筆者の手持ちのフィルムでよくあるケースは黄変がややオレンジに傾いているケースで、黄変除去後も、その後にうっすらマゼンタの痕跡が残る場合であり、それは追加補正でマゼンタ除去することで解消できます。また黄変自体がオレンジに傾いていなくても、ネガフィルムのスキャンでもともとマゼンタ被りが見られることはよくありますので、マゼンタ除去は非常に有効な追加補正手法の一つです。
しかしそれ以外にも、追加補正でどう色調をまとめていったらよいか、迷うケースはまだまだあります。この画像もその1枚です。この調整については本当にケースバイケースで、今回は、とりあえず試行錯誤の記録として残しておきます。
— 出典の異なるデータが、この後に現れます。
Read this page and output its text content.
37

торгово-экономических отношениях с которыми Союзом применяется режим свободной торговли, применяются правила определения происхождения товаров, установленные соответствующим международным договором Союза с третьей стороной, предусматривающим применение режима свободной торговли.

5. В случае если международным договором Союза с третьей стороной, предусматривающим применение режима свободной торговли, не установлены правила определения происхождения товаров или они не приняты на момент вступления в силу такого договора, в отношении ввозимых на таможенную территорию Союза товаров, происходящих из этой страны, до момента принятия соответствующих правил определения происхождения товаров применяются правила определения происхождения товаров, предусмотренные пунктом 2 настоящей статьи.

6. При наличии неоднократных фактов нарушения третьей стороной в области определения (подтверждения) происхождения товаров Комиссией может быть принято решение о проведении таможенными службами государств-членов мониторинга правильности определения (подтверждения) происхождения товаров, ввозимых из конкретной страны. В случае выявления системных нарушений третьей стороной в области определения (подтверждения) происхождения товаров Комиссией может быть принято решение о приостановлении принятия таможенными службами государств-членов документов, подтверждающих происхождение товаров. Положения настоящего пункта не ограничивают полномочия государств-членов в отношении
以下の事例は、非常に色調補正に迷ったケースケースです。まずオリジナルです。
もともとスキャナの取り込みでマゼンタがかっていたと思いますが、さらに、黄変を補正しようとスキャナドライバがかなり強く青紫に過剰補正を掛けたと思われるケースです。結構この手の画像は苦労します。
また、上下端および左右の中央付近に周辺青変褪色が見られるようです。
各レイヤーの編集状況は下記の通りです。
周辺補正レイヤーはこのマスクを掛けた上で不透明度を調整しました。
周辺青変褪色のある部分を避けてみました。
これらに基づいて再構成したBチャンネルが下記です。
上の再構成したBチャンネルを使って、RGB合成をしたものが下記です。
一応黄変を削除した状態ですが、この画像の場合、全体的に強く青紫がかっており、さらに遠方の山も結構緑が強く、変にトーンカーブをいじると山が妙に緑色がかり、中遠景の山として不自然になってしまい、非常に頭を抱えました。
ともかく、相対RGB色マスク作成ツールでマゼンタマスクとグリーンマスクを作ってみます。
グリーンマスクは青緑をなるべく透過するように作りました。
補正1をGIMPに読み込んでレイヤーを3枚複写します。1つはマゼンタ補正、もう一つはグリーン補正、そしてもう1枚はグローバル補正に使うことにしました。まずマゼンタ補正から。
当サイトとしては、比較的オーソドックスなマゼンタ補正のカーブを作ります。次はグリーン補正。
Bのカーブをシャドウ域を中心に大きく下げるとともに、明度をシャドウ域中心に上げてみます。最後はグローバル補正。
シャドウ域でBを大きく下げてみました。うまくいくか分かりませんがここで一旦TIFFに出力します。
青紫がかりはかなり改善しましたが、まだ不自然です。これを ART に読み込みます。
読み込んで、とりあえず、スタンダードフィルムカーブを適用してみると、だいぶ雰囲気が変わりました。それでも山の両サイドの緑が妙に強くて不自然です。先ほど周辺補正をやるべきではなかったかもしれません。そこで、カラー/トーン補正を使って補正を試みます。
山の緑の部分だけ範囲指定するよう類似色マスクとエリアマスクを組み合わせ範囲指定します。
その部分の緑を若干青に寄せます。これでも今一つパッとしませんので、ここで LUT をえいやっとかけてみます。
カラー/トーン補正 の LUT モードで 最近お気に入りの、ARRI 5110 Nature を全域に適用したら、非常にいい感じになりました。雲が多めでも晴れやかな感じになりました。このLUTは特に青空がスッキリしないときに、非常に有用です。なお、ARRIの LUT の利用方法については、こちらをご覧ください。最後に傾きを調整して出力します。
かなり自然な感じになりました。しかし、下に再掲したオリジナルと比べると色調が全然違います。ここまで違っていて良いのか、果たして本当にこれで正解なのか... 今一つ自信がありませんが、一応それっぽく見えるので OK ということにします。
こうやってまとめて書くとすらすら行ったように見えますが、実際は様々な試行錯誤の結果、まぁまぁになった過程をまとめてみたという状況です。
ただ、この補正から見えてきたことは、どう色調をまとめたら良いのか途方に暮れる画像でも、黄変補正、マゼンタ補正、グリーン補正、そしてシャドウ域のB値の引き下げといった手続きを淡々とやっていくと、なんとか正解に近いあたりに漕ぎ着けそうだ、ということです。
*1:これは、黄変補正ファイルを作る際にチャンネル間の平均明度を調整しているためです。黄変が画像の一部に偏っていると、黄変に伴うBチャンネルの平均値の低下が少なくなるため、本来必要な調整量よりも調整量が少なくなってしまうためです。それでも黄変の濃度があまり濃くなければハイブリッド補正のラティテュードで吸収可能ですが、濃度が濃いと吸収しきれずに、黄変の補正し残しが出てしまいます。